The phosphorylation dependent regulation of transcription factors, transcriptional co-regulators and chromatin remodelling factors influences transcription. Aberrant transcriptional regulations driven by chromatin-associ...The phosphorylation dependent regulation of transcription factors, transcriptional co-regulators and chromatin remodelling factors influences transcription. Aberrant transcriptional regulations driven by chromatin-associated oncogenic factors are a feature of various cancers; however, their phosphorylation-dependent regulation remains poorly characterised. ATPase family AAA domain-containing protein 2 (ATAD2) is a chromatin-associated factor implicated in oncogenic transcriptions. Here, we present a comprehensive phosphosite-centric analysis of ATAD2 by integrating data from multiple phosphoproteomic studies, encompassing 859 profiling and 285 differential datasets. From the class 1 differentially regulated phosphosites, four predominant phosphosites-S327, S337, S342, and T1152, emerged as consistently regulated and were frequently detected in diverse tumour datasets. The co-differentially phosphorylated proteins, including their interactors and potential upstream kinases (HASPIN, STK10, CDK12, PRP4K, CDK13, PAK4), were involved in cell cycle, chromatin remodelling, transcription, and DNA repair. Several phosphosites in transcription factors were found to be coregulated along with ATAD2 phosphosites. Phosphorylation at S327 and S342 was broadly upregulated and positively associated with transcriptional activators, suggesting a role in promoting transcription.
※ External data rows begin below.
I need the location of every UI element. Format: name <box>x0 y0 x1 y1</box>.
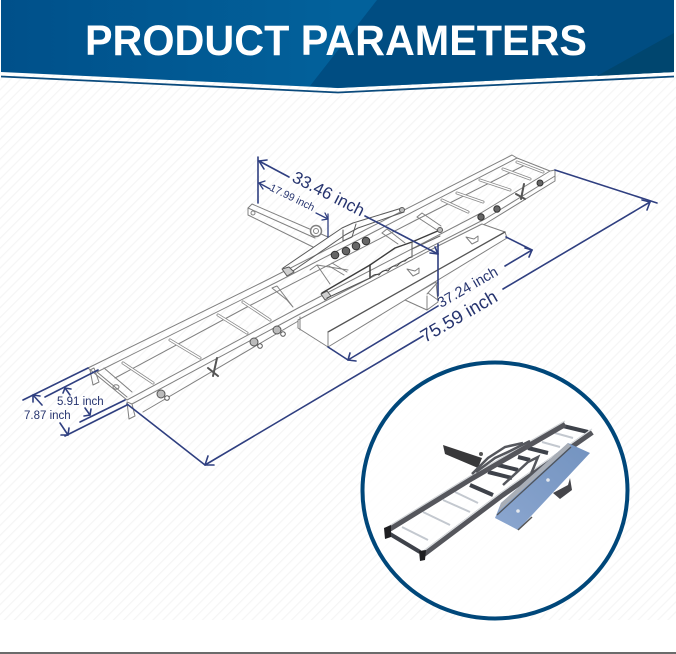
near end plate <box>88 368 132 400</box>
rungs <box>123 162 543 383</box>
photo: dark cross bars <box>390 426 588 552</box>
bolts on cradle <box>331 180 543 259</box>
right rail <box>127 158 555 419</box>
photo: ramp plate <box>495 443 590 530</box>
header banner <box>1 0 674 92</box>
wheel cradle arms <box>282 208 442 300</box>
label: 17.99 inch: 17.99 inch <box>268 182 317 214</box>
photo: frame rails <box>384 421 592 561</box>
dimension: 75.59 lines <box>127 170 657 465</box>
loading ramp <box>298 224 507 347</box>
photo: cradle <box>472 441 538 488</box>
dimension: 17.99 lines <box>259 181 328 237</box>
ramp cross plates <box>272 213 441 307</box>
line drawing: rack <box>88 155 555 419</box>
dimension: 33.46 lines <box>258 157 438 296</box>
under bracket <box>405 282 438 310</box>
dimension lines <box>23 157 657 465</box>
left rail <box>88 155 525 385</box>
photo: light rungs <box>402 433 573 540</box>
hitch bar <box>248 204 328 247</box>
rung highlights <box>123 162 543 383</box>
photo: hitch bar <box>443 445 572 499</box>
bottom strip <box>0 652 676 654</box>
title: PRODUCT PARAMETERS <box>85 17 587 65</box>
side knobs and wing nuts <box>157 184 525 400</box>
label: 75.59 inch: 75.59 inch <box>416 286 501 346</box>
product photo circle <box>362 362 628 618</box>
label: 7.87 inch: 7.87 inch <box>24 410 71 422</box>
label: 33.46 inch: 33.46 inch <box>289 168 368 220</box>
label: 5.91 inch: 5.91 inch <box>57 396 104 408</box>
label: 37.24 inch: 37.24 inch <box>435 264 501 311</box>
dimension: 37.24 lines <box>328 237 532 361</box>
dimension: left width lines <box>23 368 127 436</box>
In contrast, phosphorylation at S337 and T1152 correlated with proteins involved in transcriptional repression, indicating its involvement in inhibitory function. Collectively, these findings indicate the involvement of the ATAD2 phosphoregulatory network in transcriptional regulation and provide insights into the regulatory landscape of ATAD2, laying the groundwork for its potential therapeutic targeting in cancers.